Finding a skilled and experienced trainer can be a little tricky. This is a big topic, which we will go further in depth in future blogs, but here are some good things to look out for in the meantime.
Certifications are a tricky topic. Just because a trainer has a certification does not mean they are a skilled trainer. There is no official governing body within dog training. Certification programs can be created by anyone, and every certification has different requirements. If you're looking at a trainer with certifications, do some research to know what is involved to get that certification (time it takes, spectrum of topics covered, training methods that are learned, practical application/hands on experience that is required, etc). A lot of these certification programs require very little hands on application, so they may be knowledgeable in theory but they may not have the ability to effectively apply that to the real world.
Another thing to look at is if that particular trainer does dog sports or other activities with their personal dog(s). You shouldn't just look at if they do dog sports in general, but how they do those sports. Do they compete in 1 or 2 sports but have gone to a high level? If so, they most likely have a very specialized knowledge base. Or do they participate in a variety of dog sports? If they do that, their breadth of knowledge is greater. They are also able to take concepts from one sport and apply it to another. Which helps with training in general because dogs are individuals and require and individual approach to training. For non-dog sport activities, do their dogs have advanced obedience skills such as reliable off leash training? Do they take their dog into public settings and it is relaxed at the brewery or can they go into a dog friendly store and it listens to cues/commands? If they demo with their dog in class or at events, is it focused and demonstrates the skills or do they have to be on leash because they are distracted or pulling to try and say hi to other people/dogs? We have worked with many other trainers from various training facilities. Some trainers clearly have a lot of skills on their dogs, and other trainers clearly don't have much control of their dog. If a trainer can't get basic or advanced skills on their own dogs, I am going to question if they can do so effectively with client dogs as well.
Everyone always asks about experience. While experience is good, you can't necessarily just go off of how many years they have been training. Make sure to take a look at what kind of training they have done. Programs like Day Training or Board and Trains may get fairly reliable behaviors in a short time frame, but often times they lack the owner-education component. But the trainer gets a ton of hands on experience. A trainer that has all their experience in Private lessons and Group classes sees the most dogs, but does not get a whole lot of hands on experience. They can be very good at explaining theory, but they don't necessarily have the hands-on practice of applying that theory.
You should also look for proof in the pudding- make sure to read over reviews and dive into their social media.

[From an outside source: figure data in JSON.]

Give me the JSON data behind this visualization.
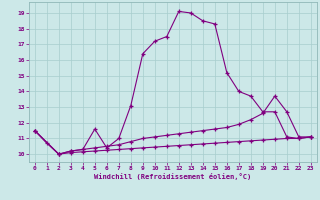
{
  "xlabel": "Windchill (Refroidissement éolien,°C)",
  "background_color": "#cce8e8",
  "line_color": "#800080",
  "xlim": [
    -0.5,
    23.5
  ],
  "ylim": [
    9.5,
    19.7
  ],
  "yticks": [
    10,
    11,
    12,
    13,
    14,
    15,
    16,
    17,
    18,
    19
  ],
  "xticks": [
    0,
    1,
    2,
    3,
    4,
    5,
    6,
    7,
    8,
    9,
    10,
    11,
    12,
    13,
    14,
    15,
    16,
    17,
    18,
    19,
    20,
    21,
    22,
    23
  ],
  "series1_x": [
    0,
    1,
    2,
    3,
    4,
    5,
    6,
    7,
    8,
    9,
    10,
    11,
    12,
    13,
    14,
    15,
    16,
    17,
    18,
    19,
    20,
    21,
    22,
    23
  ],
  "series1_y": [
    11.5,
    10.7,
    10.0,
    10.2,
    10.3,
    11.6,
    10.4,
    11.0,
    13.1,
    16.4,
    17.2,
    17.5,
    19.1,
    19.0,
    18.5,
    18.3,
    15.2,
    14.0,
    13.7,
    12.7,
    12.7,
    11.1,
    11.0,
    11.1
  ],
  "series2_x": [
    0,
    2,
    3,
    4,
    5,
    6,
    7,
    8,
    9,
    10,
    11,
    12,
    13,
    14,
    15,
    16,
    17,
    18,
    19,
    20,
    21,
    22,
    23
  ],
  "series2_y": [
    11.5,
    10.0,
    10.2,
    10.3,
    10.4,
    10.5,
    10.6,
    10.8,
    11.0,
    11.1,
    11.2,
    11.3,
    11.4,
    11.5,
    11.6,
    11.7,
    11.9,
    12.2,
    12.6,
    13.7,
    12.7,
    11.1,
    11.1
  ],
  "series3_x": [
    0,
    2,
    3,
    4,
    5,
    6,
    7,
    8,
    9,
    10,
    11,
    12,
    13,
    14,
    15,
    16,
    17,
    18,
    19,
    20,
    21,
    22,
    23
  ],
  "series3_y": [
    11.5,
    10.0,
    10.1,
    10.15,
    10.2,
    10.25,
    10.3,
    10.35,
    10.4,
    10.45,
    10.5,
    10.55,
    10.6,
    10.65,
    10.7,
    10.75,
    10.8,
    10.85,
    10.9,
    10.95,
    11.0,
    11.0,
    11.1
  ]
}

You should be able to see the final picture of the dogs they are training. If you only see dogs doing the basics, ask yourself if the trainer is capable of training passed the basics. Also, look at the demeanor of the dogs, are they doing commands promptly and enthusiastically the first time asked or do they seem stressed, unsure, etc.
What methodologies the trainer uses is also important to research. While this particular topic is huge (we will do a separate post that goes more in-depth), here are some things to keep in mind. The most important thing is to know if they appear to have a thorough understanding of all 4 training quadrants. You should be cautious if a trainer refuses to use quadrants or is overly opinionated on one quadrant over the others. Skilled and experienced trainers understand that all dogs aren't the same and all 4 quadrants have their benefits and downfalls. A skilled trainer is able to assess the dog and modify those quadrants to best fit what that individual dog needs and how to best use them for that dog. I would caution working with trainers that use fear mongering language such as "Fear Free/Pain Free" those trainers tend to be ignorant and do not have a good understanding of the 4 quadrants. I would caution working with trainers who guarantee results on a specific timeline as these trainers often will use as much force as necessary to get the result. Finally, I would also caution a trainer who doesn't use rewards (such as food, toys, access to things the dog wants, etc.) especially at the beginning or learning phase of training.
At the end of the day you need to find a trainer that you vibe with, you respect their opinions, and you are making progress. Dog training can be a slow process, but that doesn't mean you shouldn't be seeing at least incremental improvements. If you have kept the lines of communication open with your trainer and you have made them aware of the things you are still struggling with, but aren't seeing any progress with their suggestions, don't be afraid to find a new trainer!